On Wednesday morning, the Sussex County Department of Elections’ unofficial results were 3,321 in favor and 3,341 against. (That was a decrease from the IRSD’s unofficial Tuesday-night count of 3,351 against. The Department of Elections will release the certified results within 16 days.)
“While disappointed, we respect the wishes of our public and the workings of the democratic process,” IRSD Superintendent Susan Bunting said on Tuesday night. “In the coming weeks, we will go back to the drawing board to re-evaluate our needs and formulate strategies to accommodate our rapid growth in student enrollment.”
The proposed 49-cent increase (per $100 of assessed Sussex County property taxes) would raise about $7.35 million in the 2017 tax cycle. Money was proposed to fund student enrollment growth (desks, supplies and new teacher salaries), school safety, technology, textbooks and extracurricular student organizations.
Public support varied among the six polling places, from 40 percent approval rate at Long Neck Elementary to 54 percent approval at East Millsboro Elementary. (Those numbers have not yet been confirmed by the Department of Elections.)
Now, for district officials, it’s time to analyze the numbers and try again.
“Right now, it looks like — particularly in the Long Neck area — we need to do some more work,” Bunting said.
And they can try again. School districts may go to referendum twice per fiscal year. They just need to give the Department of Elections 60 days’ notice.
“The Board of Education will consider many options, including the possibility of another referendum in 2017,” most likely in late January or early February, Bunting said.
The next school board meeting is Monday, Nov. 28, at 7 p.m. at Indian River High School.
If the district cannot get the votes, proposed budget cuts could include the reduction of about 10 percent of staff, or about 150 employees.
The slim voting margin (0.3 percent) could be considered good or bad for the district. On one hand, it’s a bitterly close loss. On the other hand, they only need to convince a small number of people to go out and support the referendum to swing the results to success.
The voter turnout (6,662 voters) was approximately 150 more people than participated in the IRSD’s last referendum. In January of 2013, the public approved both a bond issue to build new classrooms and a new kitchen, and a current-expense issue to provide materials and salaries for those classrooms, by 69 percent and 66 percent, respectively.
Currently, schools are packing in an average of about 320 additional students annually, for the last five years. Those kids need resources, Bunting has said.
In the last two months, the district has already gained about 100 more students from the official Sept. 30 count, meaning they’ve now surpassed 10,500 total students.
“I think [voters] really need to think about the numbers, because … we continue to grow,” Bunting said.

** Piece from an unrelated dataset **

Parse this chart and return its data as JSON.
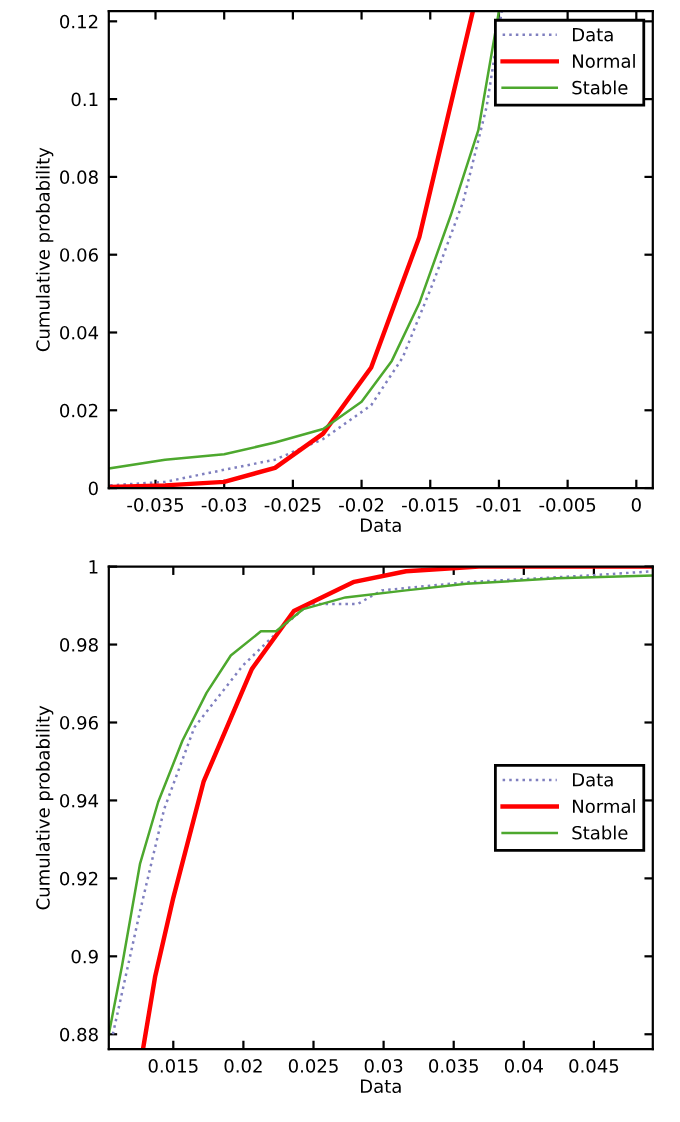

“They’ll, hopefully, realize that need impacts our teachers and make sure that our students have the public support with the extra operating expenses. I’ve said it over and over again,” Bunting added. “Their vote [outcome] today was not for the students — the referendum is for the benefit of the students and their education.”
The referendum was hindered by the issues involved in the district audit released five days prior by Delaware Office of Auditor of Accounts (AOA), which found misuse of funds, poor oversight, nepotism and other faults within IRSD’s finances — some issues attributed to the former chief financial officer.
Although he noted the timing was unfortunate, State Auditor R. Thomas Wagner Jr. said he wanted voters to have the facts when going to the polls. Rumors have buzzed about the district’s finances since April, when the IRSD’s former CFO, Patrick Miller, was placed on leave, then resigned, and IRSD officials and other individuals contacted the AOA for an official review.
Due to ongoing investigations, Bunting said she could not comment on any potential lawsuits or reparations of funds — or who is doing the investigating.
“Our audits have come back clean every time we were audited. So this was an issue that was a bit of a surprise to us,” she said. “We’ve already begin putting in some new practices — with a new business director, you always put in new practices” to address the auditor’s concerns.
“We thank the public for its past support of our schools,” Bunting said, “and assure residents that we remain committed to providing their children with the best education possible.”